In the year 2016, one Annika Trent, scholar of the late Roman Empire, founds the Eddan Collective, a group of Marxist faculty planning for the imminent collapse of American society. Annika’s memoir details her struggles with her Eddan collaborators, her chronic illness, and her ability to “send herself away” to fifth-century North Africa, where she converses with St. Augustine of Hippo. As her control over the Collective erodes, Annika unwittingly facilitates the elimination of the Humanities, first from her own institution, then in universities across North America.

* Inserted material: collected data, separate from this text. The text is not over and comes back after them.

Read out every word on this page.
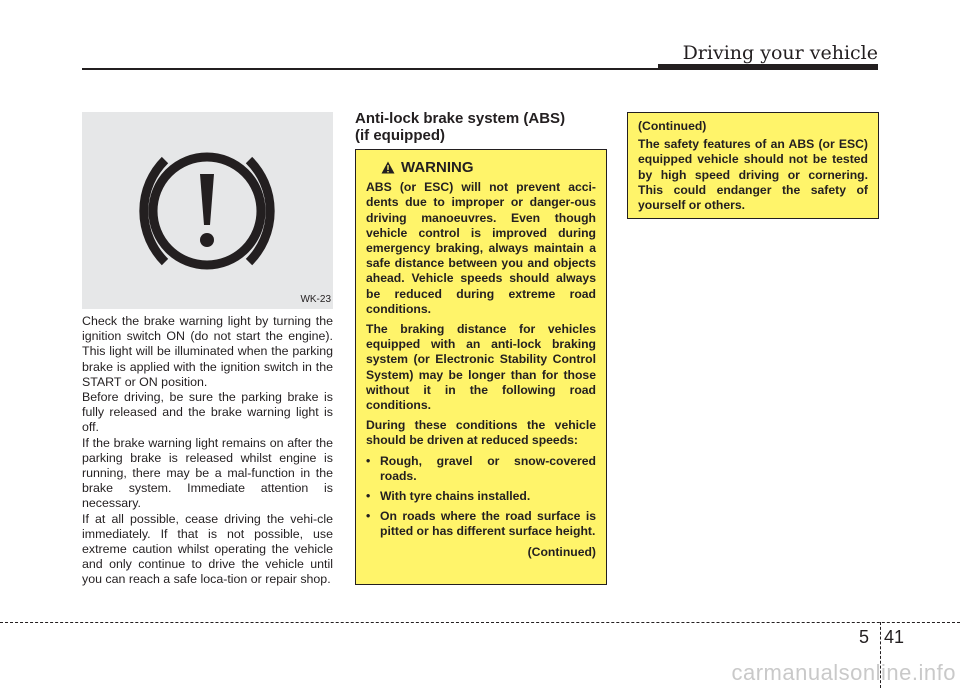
Driving your vehicle
WK-23

Check the brake warning light by turning the ignition switch ON (do not start the engine). This light will be illuminated when the parking brake is applied with the ignition switch in the START or ON position.

Before driving, be sure the parking brake is fully released and the brake warning light is off.

If the brake warning light remains on after the parking brake is released whilst engine is running, there may be a mal-function in the brake system. Immediate attention is necessary.

If at all possible, cease driving the vehi-cle immediately. If that is not possible, use extreme caution whilst operating the vehicle and only continue to drive the vehicle until you can reach a safe loca-tion or repair shop.

Anti-lock brake system (ABS)
(if equipped)
WARNING

ABS (or ESC) will not prevent acci-dents due to improper or danger-ous driving manoeuvres. Even though vehicle control is improved during emergency braking, always maintain a safe distance between you and objects ahead. Vehicle speeds should always be reduced during extreme road conditions.

The braking distance for vehicles equipped with an anti-lock braking system (or Electronic Stability Control System) may be longer than for those without it in the following road conditions.

During these conditions the vehicle should be driven at reduced speeds:

• Rough, gravel or snow-covered roads.
• With tyre chains installed.
• On roads where the road surface is pitted or has different surface height.
(Continued)

(Continued)

The safety features of an ABS (or ESC) equipped vehicle should not be tested by high speed driving or cornering. This could endanger the safety of yourself or others.

5 41
carmanualsonline.info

But her time-travel “conversations” with St. Augustine lead her in due course to abandon her quest for secular remedies, and like Augustine, she undergoes conversion. The Eddan Collective is a campus novel, a prophecy of the university in the near future, and perhaps most of all a reflection on intellectual pride and spiritual humility.
Praise
“In The Eddan Collective Joanna Demers gives us a novella equal parts send-up of academic culture, historical fantasy, and Augustinian theological meditation. As a result we find ourselves truly awakened, not only to wonder, but to the infinite possibilities offered by grace. This is a very special book.”—MICHAEL MARTIN, Editor, Jesus the Imagination
“This puzzling and perplexing novel defies the constrictions of time itself. Imagine A Canticle for Leibowitz told through the mystical lens of T. S. Eliot in the opening lines of his Four Quartets. We have here the apocalypse viewed from the perspective of time present and time past—both present in time future, because to eternity all time is present. It is a trip from virtual reality to veritable reality. From the City of Man to the City of God. Those who lose themselves in these pages are at risk not only of finding themselves, but of finding themselves in the presence of the Ultimate Reality Himself.”—JOSEPH PEARCE, author of Frodo’s Journey: Discover the Hidden Meaning of The Lord of the Rings
About the Author
JOANNA DEMERS writes both scholarly and creative works that explore philosophical issues in recent art and music. She is Professor of Musicology at the University of Southern California’s Thornton School of Music. Her previous novels are Drone and Apocalypse: An Exhibit Catalog for the End of the World and Anatomy of Thought Fiction: CHS Report, 2214.